Post war, as Chief Test Pilot for General Aircraft, he was killed in the crash of an experimental flying wing glider - the General Aircraft GAL 56 (TS507) - during stalling trials, at Lower Froyle after taking-off from Lasham Airfield. After successfully recovering from a stall, the aircraft entered an inverted dive. His observer was able to leave the aircraft and survived despite a low level parachute opening.

==Aircraft tested==
- British Aircraft Company Drone
- Baynes Bat - tailess military glider

== Memory and legacy ==
There are streets named after Robert Kronfeld in Detmold (Robert-Kronfeld-Straße), Fulda (Robert-Kronfeld-Straße), Oerlinghausen (Robert-Kronfeld-Straße), Gerasdorf (Kronfeldgasse), Graz (Kronfeldgasse) and Vienna (Kronfeldgasse).

In 1990 a memorial stone, commemorating the first 100 km flight by Kronfeld in 1929, was erected by the Heimatverein am Hermannshöhenweg near Riesenbeck.

In 1997 a memorial stone was erected on the Königsberg near Detmold (GPS 51° 55' N, 8° 53' E), where Kronfeld landed after his 100 km flight.

The Robert-Kronfeld-Memorial Prize (Robert-Kronfeld-Gedächtnispreis) is awarded by the Segelflugschule Oerlinghausen, since 1979.
"The-Robert-Kronfeld-Cup was awarded by the State Government of Austria on the occasion of the 21st World Gliding Championships 1989 in Wiener Neustadt." It is also named The Robert Kronfeld Challenge Cup.
There is also a Robert Kronfeld-contest (Robert-Kronfeld-Wettbewerb) organized by the Segelflugschule Oerlinghausen.
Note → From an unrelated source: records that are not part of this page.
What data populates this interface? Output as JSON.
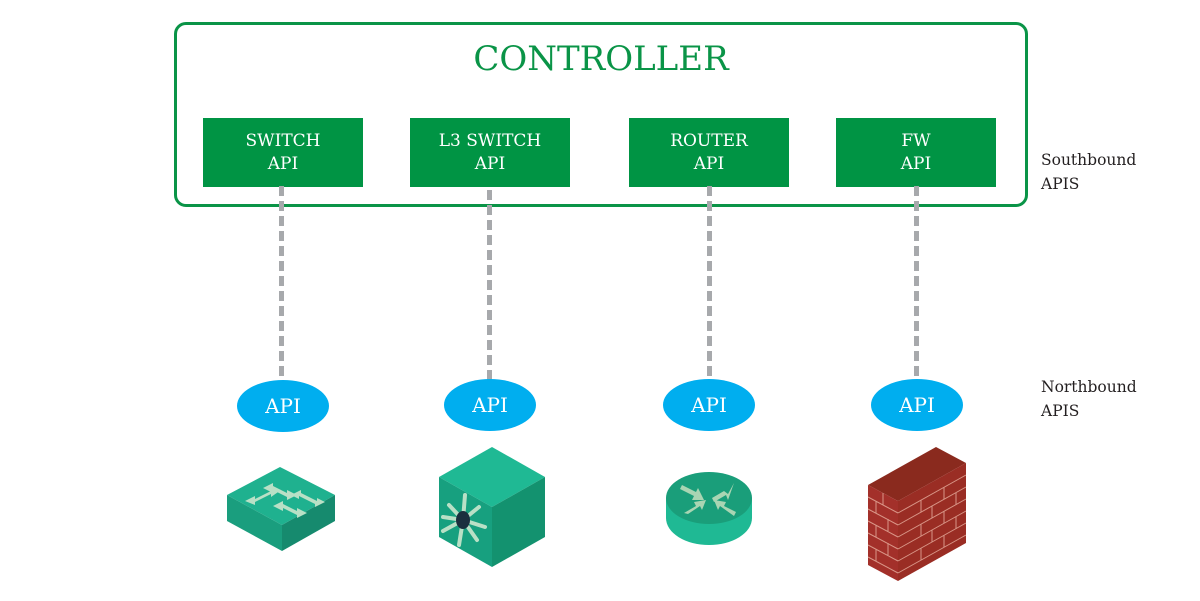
{
  "controller": {
    "title": "CONTROLLER",
    "apis": [
      {
        "line1": "SWITCH",
        "line2": "API"
      },
      {
        "line1": "L3 SWITCH",
        "line2": "API"
      },
      {
        "line1": "ROUTER",
        "line2": "API"
      },
      {
        "line1": "FW",
        "line2": "API"
      }
    ]
  },
  "labels": {
    "southbound": {
      "line1": "Southbound",
      "line2": "APIS"
    },
    "northbound": {
      "line1": "Northbound",
      "line2": "APIS"
    }
  },
  "devices": [
    {
      "api_label": "API",
      "type": "switch",
      "icon": "switch-icon"
    },
    {
      "api_label": "API",
      "type": "l3-switch",
      "icon": "l3-switch-icon"
    },
    {
      "api_label": "API",
      "type": "router",
      "icon": "router-icon"
    },
    {
      "api_label": "API",
      "type": "firewall",
      "icon": "firewall-icon"
    }
  ],
  "colors": {
    "controller_green": "#0a9447",
    "api_box_green": "#009444",
    "api_ellipse_blue": "#00aeef",
    "connector_gray": "#a7a9ac",
    "device_teal": "#1fb18f",
    "firewall_brick": "#a3302a"
  }
}
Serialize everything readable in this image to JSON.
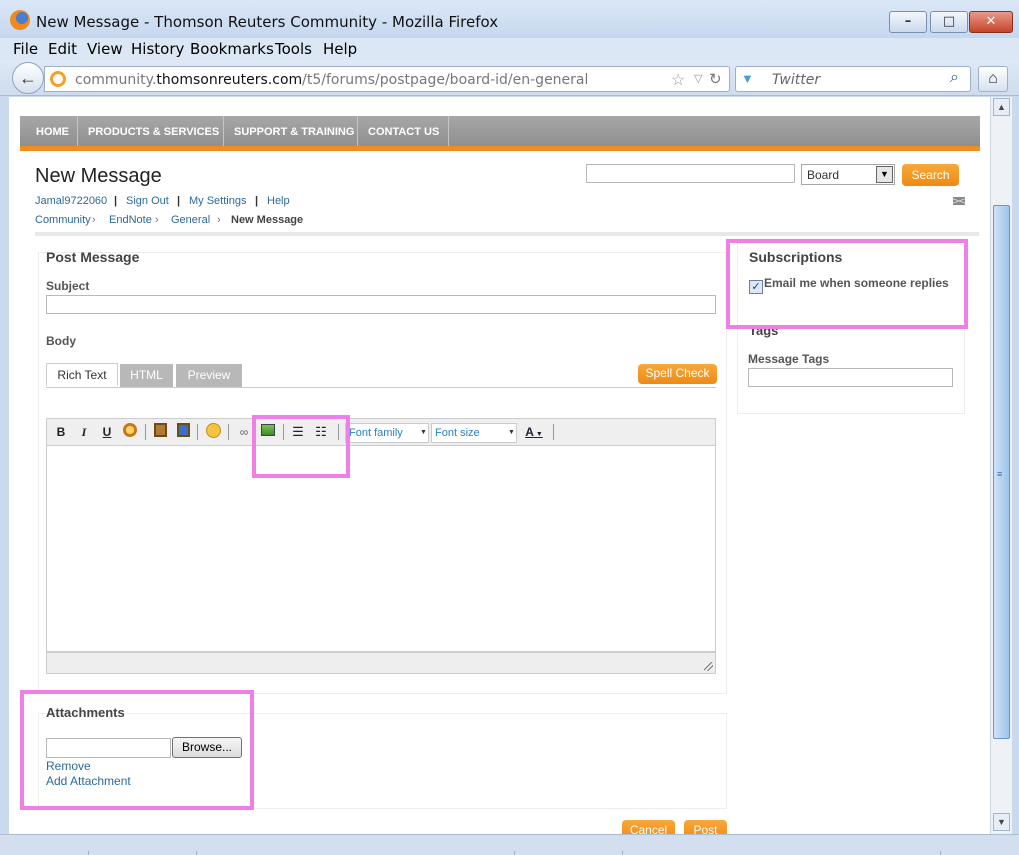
{
  "window": {
    "title": "New Message - Thomson Reuters Community - Mozilla Firefox"
  },
  "menu": [
    "File",
    "Edit",
    "View",
    "History",
    "Bookmarks",
    "Tools",
    "Help"
  ],
  "browser": {
    "url_prefix": "community.",
    "url_domain": "thomsonreuters.com",
    "url_path": "/t5/forums/postpage/board-id/en-general",
    "search_engine": "Twitter"
  },
  "site": {
    "nav": [
      "HOME",
      "PRODUCTS & SERVICES",
      "SUPPORT & TRAINING",
      "CONTACT US"
    ],
    "accent_color": "#f28c1c"
  },
  "header": {
    "title": "New Message",
    "search_scope": "Board",
    "search_button": "Search",
    "user_links": [
      "Jamal9722060",
      "Sign Out",
      "My Settings",
      "Help"
    ],
    "breadcrumb": [
      "Community",
      "EndNote",
      "General",
      "New Message"
    ]
  },
  "post": {
    "heading": "Post Message",
    "subject_label": "Subject",
    "subject_value": "",
    "body_label": "Body",
    "tabs": [
      "Rich Text",
      "HTML",
      "Preview"
    ],
    "spell_check": "Spell Check",
    "toolbar": {
      "buttons": [
        "bold",
        "italic",
        "underline",
        "insert-image",
        "paste",
        "paste-word",
        "emoticon",
        "link",
        "insert-media",
        "numbered-list",
        "bullet-list"
      ],
      "bold_glyph": "B",
      "italic_glyph": "I",
      "underline_glyph": "U",
      "font_family": "Font family",
      "font_size": "Font size",
      "font_color_glyph": "A"
    }
  },
  "sidebar": {
    "subscriptions_heading": "Subscriptions",
    "email_label": "Email me when someone replies",
    "email_checked": true,
    "tags_heading": "Tags",
    "message_tags_label": "Message Tags",
    "message_tags_value": ""
  },
  "attachments": {
    "heading": "Attachments",
    "browse": "Browse...",
    "remove": "Remove",
    "add": "Add Attachment"
  },
  "actions": {
    "cancel": "Cancel",
    "post": "Post"
  },
  "highlight_color": "#ef7fe6"
}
In 1961 the Robert Kronfeld Memorial flight from Innsbruck to Kufstein (Kronfeld-Gedächnissegelflug) took place and a special cachet was issued commemorating this flight.
In 1994 a special cachet was issued commemorating Robert Kronfeld's 90th Birthday.
Robert Kronfeld was commemorated in an exhibition in the National Scout Center of the Österreichischer Pfadfinderbund in Vienna in September 2010 and stamp and special cachet were issued.
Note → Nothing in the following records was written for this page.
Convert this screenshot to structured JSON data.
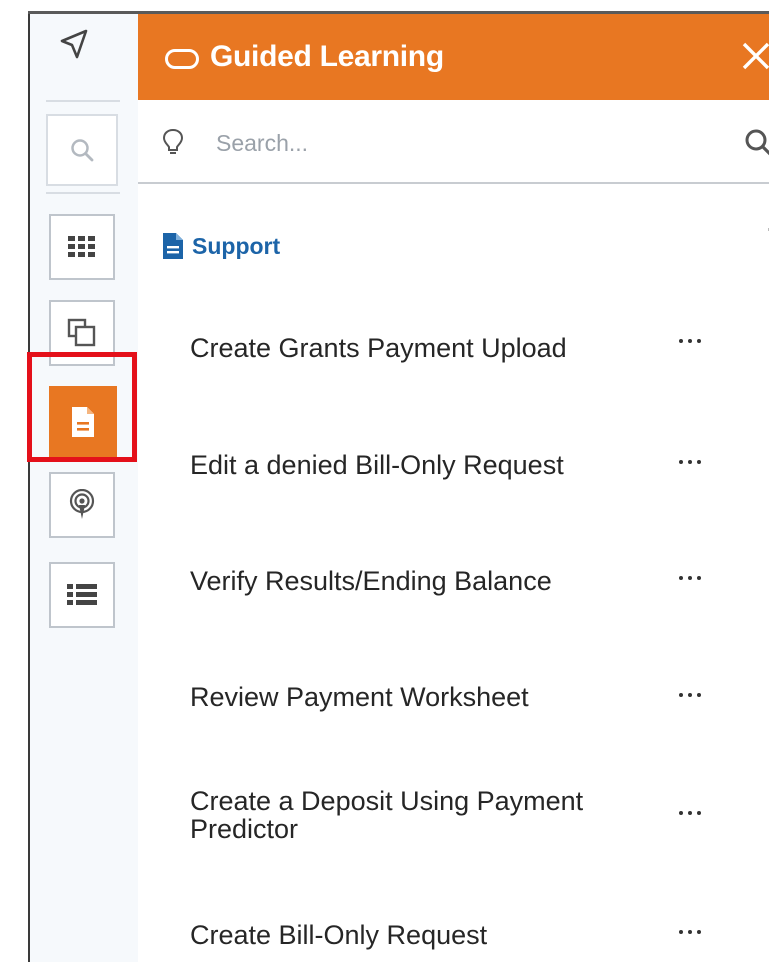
{
  "rail": {
    "items": [
      {
        "icon": "send-arrow-icon"
      },
      {
        "icon": "search-icon"
      },
      {
        "icon": "grid-apps-icon"
      },
      {
        "icon": "copy-pages-icon"
      },
      {
        "icon": "document-icon",
        "active": true
      },
      {
        "icon": "broadcast-icon"
      },
      {
        "icon": "list-icon"
      }
    ]
  },
  "header": {
    "title": "Guided Learning",
    "close_icon": "close-icon",
    "background": "#e87722"
  },
  "search": {
    "placeholder": "Search...",
    "value": ""
  },
  "section": {
    "title": "Support",
    "color": "#1c64a8"
  },
  "items": [
    {
      "label": "Create Grants Payment Upload"
    },
    {
      "label": "Edit a denied Bill-Only Request"
    },
    {
      "label": "Verify Results/Ending Balance"
    },
    {
      "label": "Review Payment Worksheet"
    },
    {
      "label": "Create a Deposit Using Payment Predictor"
    },
    {
      "label": "Create Bill-Only Request"
    }
  ]
}
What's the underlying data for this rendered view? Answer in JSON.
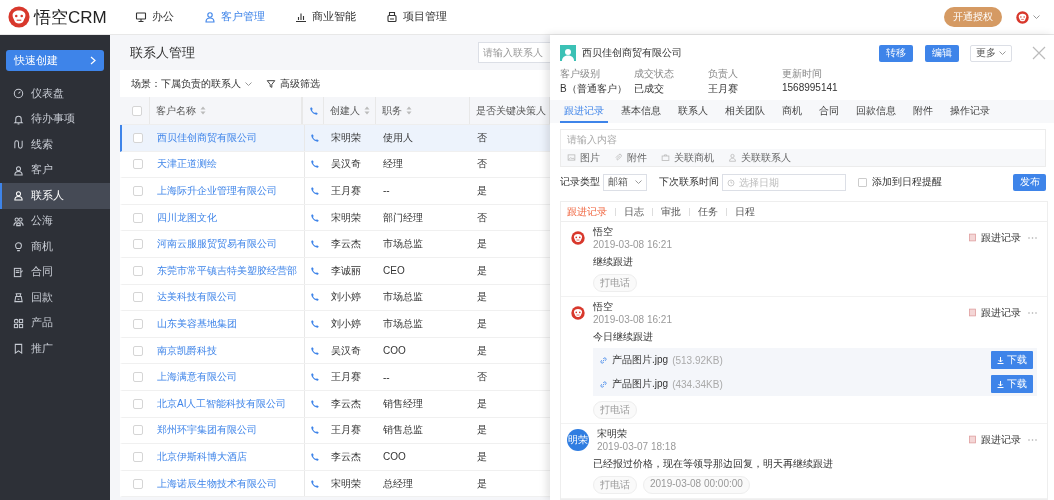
{
  "top_nav": {
    "logo": "悟空CRM",
    "items": [
      {
        "label": "办公",
        "selected": false
      },
      {
        "label": "客户管理",
        "selected": true
      },
      {
        "label": "商业智能",
        "selected": false
      },
      {
        "label": "项目管理",
        "selected": false
      }
    ],
    "license_button": "开通授权"
  },
  "sidebar": {
    "quick_create": "快速创建",
    "items": [
      {
        "label": "仪表盘",
        "selected": false
      },
      {
        "label": "待办事项",
        "selected": false
      },
      {
        "label": "线索",
        "selected": false
      },
      {
        "label": "客户",
        "selected": false
      },
      {
        "label": "联系人",
        "selected": true
      },
      {
        "label": "公海",
        "selected": false
      },
      {
        "label": "商机",
        "selected": false
      },
      {
        "label": "合同",
        "selected": false
      },
      {
        "label": "回款",
        "selected": false
      },
      {
        "label": "产品",
        "selected": false
      },
      {
        "label": "推广",
        "selected": false
      }
    ]
  },
  "main": {
    "title": "联系人管理",
    "search": {
      "placeholder": "请输入联系人"
    },
    "scene": "场景：下属负责的联系人",
    "filter": "高级筛选",
    "table": {
      "select_all": {
        "checked": false
      },
      "columns": [
        "客户名称",
        "创建人",
        "职务",
        "是否关键决策人"
      ],
      "rows": [
        {
          "name": "西贝佳创商贸有限公司",
          "creator": "宋明荣",
          "position": "使用人",
          "decision": "否",
          "selected": true,
          "checked": false
        },
        {
          "name": "天津正道测绘",
          "creator": "吴汉奇",
          "position": "经理",
          "decision": "否",
          "selected": false,
          "checked": false
        },
        {
          "name": "上海际升企业管理有限公司",
          "creator": "王月赛",
          "position": "--",
          "decision": "是",
          "selected": false,
          "checked": false
        },
        {
          "name": "四川龙图文化",
          "creator": "宋明荣",
          "position": "部门经理",
          "decision": "否",
          "selected": false,
          "checked": false
        },
        {
          "name": "河南云服服贸贸易有限公司",
          "creator": "李云杰",
          "position": "市场总监",
          "decision": "是",
          "selected": false,
          "checked": false
        },
        {
          "name": "东莞市常平镇吉特美塑胶经营部",
          "creator": "李诚丽",
          "position": "CEO",
          "decision": "是",
          "selected": false,
          "checked": false
        },
        {
          "name": "达美科技有限公司",
          "creator": "刘小婷",
          "position": "市场总监",
          "decision": "是",
          "selected": false,
          "checked": false
        },
        {
          "name": "山东美容基地集团",
          "creator": "刘小婷",
          "position": "市场总监",
          "decision": "是",
          "selected": false,
          "checked": false
        },
        {
          "name": "南京凯爵科技",
          "creator": "吴汉奇",
          "position": "COO",
          "decision": "是",
          "selected": false,
          "checked": false
        },
        {
          "name": "上海满意有限公司",
          "creator": "王月赛",
          "position": "--",
          "decision": "否",
          "selected": false,
          "checked": false
        },
        {
          "name": "北京AI人工智能科技有限公司",
          "creator": "李云杰",
          "position": "销售经理",
          "decision": "是",
          "selected": false,
          "checked": false
        },
        {
          "name": "郑州环宇集团有限公司",
          "creator": "王月赛",
          "position": "销售总监",
          "decision": "是",
          "selected": false,
          "checked": false
        },
        {
          "name": "北京伊斯科博大酒店",
          "creator": "李云杰",
          "position": "COO",
          "decision": "是",
          "selected": false,
          "checked": false
        },
        {
          "name": "上海诺辰生物技术有限公司",
          "creator": "宋明荣",
          "position": "总经理",
          "decision": "是",
          "selected": false,
          "checked": false
        }
      ]
    }
  },
  "detail": {
    "title": "西贝佳创商贸有限公司",
    "buttons": [
      "转移",
      "编辑"
    ],
    "more": "更多",
    "fields": [
      {
        "label": "客户级别",
        "value": "B（普通客户）"
      },
      {
        "label": "成交状态",
        "value": "已成交"
      },
      {
        "label": "负责人",
        "value": "王月赛"
      },
      {
        "label": "更新时间",
        "value": "1568995141"
      }
    ],
    "tabs": [
      {
        "label": "跟进记录",
        "selected": true
      },
      {
        "label": "基本信息",
        "selected": false
      },
      {
        "label": "联系人",
        "selected": false
      },
      {
        "label": "相关团队",
        "selected": false
      },
      {
        "label": "商机",
        "selected": false
      },
      {
        "label": "合同",
        "selected": false
      },
      {
        "label": "回款信息",
        "selected": false
      },
      {
        "label": "附件",
        "selected": false
      },
      {
        "label": "操作记录",
        "selected": false
      }
    ],
    "composer": {
      "placeholder": "请输入内容",
      "tools": [
        "图片",
        "附件",
        "关联商机",
        "关联联系人"
      ]
    },
    "record_type": {
      "label": "记录类型",
      "value": "邮箱"
    },
    "next_contact": {
      "label": "下次联系时间",
      "placeholder": "选择日期"
    },
    "schedule": {
      "label": "添加到日程提醒",
      "checked": false
    },
    "publish": "发布",
    "subtabs": [
      {
        "label": "跟进记录",
        "selected": true
      },
      {
        "label": "日志",
        "selected": false
      },
      {
        "label": "审批",
        "selected": false
      },
      {
        "label": "任务",
        "selected": false
      },
      {
        "label": "日程",
        "selected": false
      }
    ],
    "records": [
      {
        "avatar": {
          "kind": "logo"
        },
        "author": "悟空",
        "time": "2019-03-08 16:21",
        "type": "跟进记录",
        "content": "继续跟进",
        "tags": [
          "打电话"
        ]
      },
      {
        "avatar": {
          "kind": "logo"
        },
        "author": "悟空",
        "time": "2019-03-08 16:21",
        "type": "跟进记录",
        "content": "今日继续跟进",
        "attachments": [
          {
            "name": "产品图片.jpg",
            "size": "(513.92KB)",
            "button": "下载"
          },
          {
            "name": "产品图片.jpg",
            "size": "(434.34KB)",
            "button": "下载"
          }
        ],
        "tags": [
          "打电话"
        ]
      },
      {
        "avatar": {
          "kind": "initials",
          "text": "明荣"
        },
        "author": "宋明荣",
        "time": "2019-03-07 18:18",
        "type": "跟进记录",
        "content": "已经报过价格，现在等领导那边回复，明天再继续跟进",
        "tags": [
          "打电话",
          "2019-03-08 00:00:00"
        ]
      }
    ]
  }
}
An Air Scout group of the Österreichischer Pfadfinderbund in the 1960s was named after Robert Kronfeld.

The sole surviving Kronfeld Drone de Luxe, G-AEKV, built in 1936, is preserved at Brooklands Museum, Surrey, UK. Acquired by Mike Beach in the early 1980s and restored to flying condition at Brooklands around 1984, 'KV was later purchased by Brooklands Museum with the support of a Heritage Lottery Fund grant and is kept in ground running condition.
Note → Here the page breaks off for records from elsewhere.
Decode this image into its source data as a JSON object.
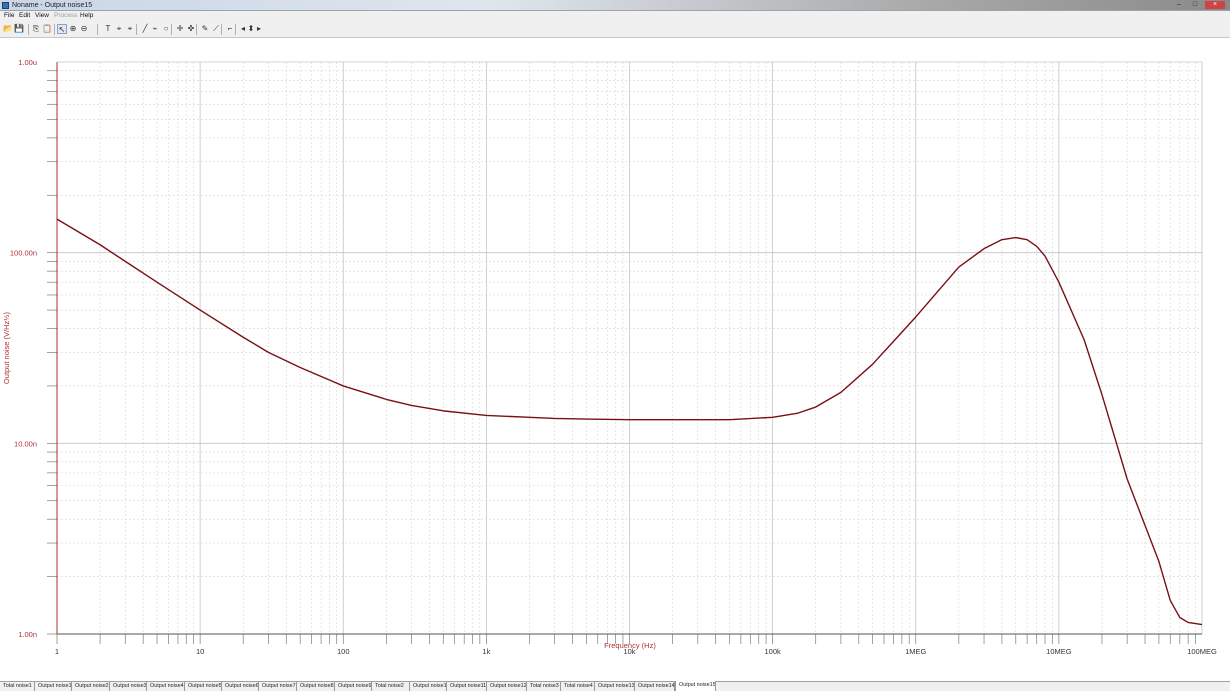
{
  "window": {
    "title": "Noname - Output noise15",
    "minimize_label": "–",
    "maximize_label": "□",
    "close_label": "×"
  },
  "menu": {
    "items": [
      {
        "label": "File",
        "enabled": true
      },
      {
        "label": "Edit",
        "enabled": true
      },
      {
        "label": "View",
        "enabled": true
      },
      {
        "label": "Process",
        "enabled": false
      },
      {
        "label": "Help",
        "enabled": true
      }
    ]
  },
  "toolbar": {
    "buttons": [
      {
        "name": "open-icon",
        "glyph": "📂"
      },
      {
        "name": "save-icon",
        "glyph": "💾"
      },
      {
        "name": "copy-icon",
        "glyph": "⎘"
      },
      {
        "name": "paste-icon",
        "glyph": "📋"
      },
      {
        "name": "pointer-icon",
        "glyph": "↖",
        "pressed": true
      },
      {
        "name": "zoom-in-icon",
        "glyph": "⊕"
      },
      {
        "name": "zoom-out-icon",
        "glyph": "⊖"
      },
      {
        "name": "text-icon",
        "glyph": "T"
      },
      {
        "name": "cursor-a-icon",
        "glyph": "⌖"
      },
      {
        "name": "cursor-b-icon",
        "glyph": "⌖"
      },
      {
        "name": "line-icon",
        "glyph": "╱"
      },
      {
        "name": "arrow-icon",
        "glyph": "⌁"
      },
      {
        "name": "ellipse-icon",
        "glyph": "○"
      },
      {
        "name": "crosshair-a-icon",
        "glyph": "✛"
      },
      {
        "name": "crosshair-b-icon",
        "glyph": "✜"
      },
      {
        "name": "marker-icon",
        "glyph": "✎"
      },
      {
        "name": "tangent-icon",
        "glyph": "⟋"
      },
      {
        "name": "label-icon",
        "glyph": "⌐"
      },
      {
        "name": "pan-left-icon",
        "glyph": "◂"
      },
      {
        "name": "pan-updown-icon",
        "glyph": "⬍"
      },
      {
        "name": "pan-right-icon",
        "glyph": "▸"
      }
    ]
  },
  "chart_data": {
    "type": "line",
    "title": "",
    "xlabel": "Frequency (Hz)",
    "ylabel": "Output noise (V/Hz½)",
    "x_scale": "log",
    "y_scale": "log",
    "xlim": [
      1,
      100000000
    ],
    "ylim": [
      1e-09,
      1e-06
    ],
    "grid": true,
    "x_tick_labels": [
      "1",
      "10",
      "100",
      "1k",
      "10k",
      "100k",
      "1MEG",
      "10MEG",
      "100MEG"
    ],
    "y_tick_labels": [
      "1.00u",
      "100.00n",
      "10.00n",
      "1.00n"
    ],
    "line_color": "#7a1016",
    "axis_color": "#b03030",
    "series": [
      {
        "x": [
          1,
          2,
          3,
          5,
          10,
          20,
          30,
          50,
          100,
          200,
          300,
          500,
          1000,
          2000,
          3000,
          5000,
          10000,
          20000,
          30000,
          50000,
          100000,
          150000,
          200000,
          300000,
          500000,
          1000000,
          2000000,
          3000000,
          4000000,
          5000000,
          6000000,
          7000000,
          8000000,
          10000000,
          15000000,
          20000000,
          30000000,
          50000000,
          60000000,
          70000000,
          80000000,
          100000000
        ],
        "y": [
          1.5e-07,
          1.1e-07,
          9e-08,
          7e-08,
          5e-08,
          3.6e-08,
          3e-08,
          2.5e-08,
          2e-08,
          1.7e-08,
          1.58e-08,
          1.48e-08,
          1.4e-08,
          1.37e-08,
          1.35e-08,
          1.34e-08,
          1.33e-08,
          1.33e-08,
          1.33e-08,
          1.33e-08,
          1.37e-08,
          1.44e-08,
          1.55e-08,
          1.85e-08,
          2.6e-08,
          4.6e-08,
          8.4e-08,
          1.05e-07,
          1.17e-07,
          1.2e-07,
          1.17e-07,
          1.08e-07,
          9.6e-08,
          7e-08,
          3.5e-08,
          1.8e-08,
          6.5e-09,
          2.4e-09,
          1.5e-09,
          1.22e-09,
          1.15e-09,
          1.12e-09
        ]
      }
    ]
  },
  "tabs": {
    "items": [
      {
        "label": "Total noise1"
      },
      {
        "label": "Output noise1"
      },
      {
        "label": "Output noise2"
      },
      {
        "label": "Output noise3"
      },
      {
        "label": "Output noise4"
      },
      {
        "label": "Output noise5"
      },
      {
        "label": "Output noise6"
      },
      {
        "label": "Output noise7"
      },
      {
        "label": "Output noise8"
      },
      {
        "label": "Output noise9"
      },
      {
        "label": "Total noise2"
      },
      {
        "label": "Output noise10"
      },
      {
        "label": "Output noise11"
      },
      {
        "label": "Output noise12"
      },
      {
        "label": "Total noise3"
      },
      {
        "label": "Total noise4"
      },
      {
        "label": "Output noise13"
      },
      {
        "label": "Output noise14"
      },
      {
        "label": "Output noise15",
        "active": true
      }
    ]
  }
}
An orchard in memory of Robert and his son was created at Lasham Airfield in 2014.

In the years following Kronfeld's death his widow, Margaret, approached L Wingfield MC DFC, to create a lasting memorial, to which the Oxford Gliding Club, was reformed, flying at Kidlington Airport in 1951. Kronfeld been the first permanent Chief Flying Instructor in 1938. The club is still operating, based at RAF Weston-on-the-Green to the north of Oxford City.